The arrest and commencing trial of Ratko Mladić by the International Criminal Tribunal for the former Yugoslavia (ICTY) is important for a number of reasons, all of which are currently being discussed: to examine his responsibility in the war meticulously (the responsibility for war crimes committed is still being denied by parts of the population); to speak a verdict and impose a sentence; to fill gaps of knowledge, especially concerning the reconstruction of the events surrounding the genocide of Srebrenica and concerning the United Nations’ failure to protect refugees and citizens in Srebrenica, even though they declared the city a ‘Safe Area’ in May 1993.

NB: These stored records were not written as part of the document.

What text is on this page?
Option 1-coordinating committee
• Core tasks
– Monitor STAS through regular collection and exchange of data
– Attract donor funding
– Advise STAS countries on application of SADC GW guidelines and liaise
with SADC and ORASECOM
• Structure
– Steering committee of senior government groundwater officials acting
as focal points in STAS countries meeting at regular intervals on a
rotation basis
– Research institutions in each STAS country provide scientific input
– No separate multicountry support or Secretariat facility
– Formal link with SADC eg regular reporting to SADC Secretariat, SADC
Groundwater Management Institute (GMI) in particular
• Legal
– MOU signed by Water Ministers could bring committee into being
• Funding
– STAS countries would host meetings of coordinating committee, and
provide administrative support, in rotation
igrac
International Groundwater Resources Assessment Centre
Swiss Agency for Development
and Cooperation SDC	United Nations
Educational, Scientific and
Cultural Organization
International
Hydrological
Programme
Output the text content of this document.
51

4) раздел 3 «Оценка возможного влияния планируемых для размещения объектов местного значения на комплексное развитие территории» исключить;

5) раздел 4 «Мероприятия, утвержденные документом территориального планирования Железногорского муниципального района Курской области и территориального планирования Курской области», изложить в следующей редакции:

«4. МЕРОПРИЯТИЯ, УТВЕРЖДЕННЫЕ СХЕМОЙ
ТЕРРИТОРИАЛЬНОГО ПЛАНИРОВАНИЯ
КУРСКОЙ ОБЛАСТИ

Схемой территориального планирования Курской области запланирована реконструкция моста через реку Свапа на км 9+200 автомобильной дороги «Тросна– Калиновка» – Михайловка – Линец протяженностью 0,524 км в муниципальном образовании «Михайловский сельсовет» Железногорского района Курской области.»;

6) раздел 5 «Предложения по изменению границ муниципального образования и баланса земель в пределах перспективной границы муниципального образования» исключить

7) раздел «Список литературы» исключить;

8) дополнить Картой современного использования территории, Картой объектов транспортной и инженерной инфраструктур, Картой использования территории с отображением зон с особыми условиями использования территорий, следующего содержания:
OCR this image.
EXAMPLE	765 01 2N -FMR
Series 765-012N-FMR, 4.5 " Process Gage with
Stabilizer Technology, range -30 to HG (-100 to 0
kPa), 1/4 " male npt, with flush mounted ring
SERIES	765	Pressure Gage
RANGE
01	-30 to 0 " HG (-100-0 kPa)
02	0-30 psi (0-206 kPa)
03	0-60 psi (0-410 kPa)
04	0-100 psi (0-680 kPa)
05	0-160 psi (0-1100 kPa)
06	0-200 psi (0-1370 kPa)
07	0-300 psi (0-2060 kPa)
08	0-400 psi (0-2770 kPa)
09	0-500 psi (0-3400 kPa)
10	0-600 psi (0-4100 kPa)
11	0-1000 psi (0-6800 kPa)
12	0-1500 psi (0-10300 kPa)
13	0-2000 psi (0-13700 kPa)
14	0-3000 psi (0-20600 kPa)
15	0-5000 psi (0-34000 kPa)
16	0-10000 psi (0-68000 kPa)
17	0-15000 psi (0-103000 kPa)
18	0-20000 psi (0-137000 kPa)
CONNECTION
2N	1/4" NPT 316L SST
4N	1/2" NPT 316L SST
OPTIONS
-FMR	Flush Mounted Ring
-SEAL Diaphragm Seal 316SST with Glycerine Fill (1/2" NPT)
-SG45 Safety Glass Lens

However, the transformative power of the ICTY is limited. This is partly due to its focus on establishing facts and hearing victims’ testimonials in order to investigate the responsibility of the accused for atrocities committed. Another instrument that focuses on hearing the survivor rather than the perpetrator and that has the potential to complement the work of the ICTY is the ‘Women’s Court’ system. Women’s Courts—a very misleading title since Women’s Courts are neither exclusively for women nor are they actual courts—were organized for the first time by networks of women’s groups in Pakistan in 1992. They offer a public space where people who suffered violence can give a testimony about their respective stories in a court-like and yet ‘life-welcoming’ setting. The survivor is free to choose how to communicate her experiences, including verbal depictions, poetry, visual art, music, dance. He is not confined to the victim’s role, but can express his experiences in all facets relevant to him, including stories of survival. Listeners are the public and a jury, consisting of expert witnesses and eminent individuals of the community. The jury speaks a verdict at the end of the hearing, which is not legally binding, but of the character of a public recommendation. Women’s Courts are inclusive in that they welcome the entire community to be part of the process. It is a concept—one which is perhaps becoming a practice in the successor states of the former Yugoslavia—which calls for theological exploration. Daša Duhaček, professor at the University of Belgrade, presented the concept at the ‘Accepting Diversities’ conference of the Centre for Interdisciplinary and Postgraduate Study of the University of Sarajevo in April this year. She reported that there is an initiative by a network of women’s groups to organize a Women’s Court in the region.
Whilst the local public celebrated Ratko Mladić a hero, six Bosnian-Serbs reached out to Forum Žena hours after the news was released. They visited those who were once more confronted with the terror of the past atrocities and again facing their pain and grief about murdered sons, fathers, brothers and husbands. They did not spread the word of their visit in their hometown. The risk of being harassed is still too high.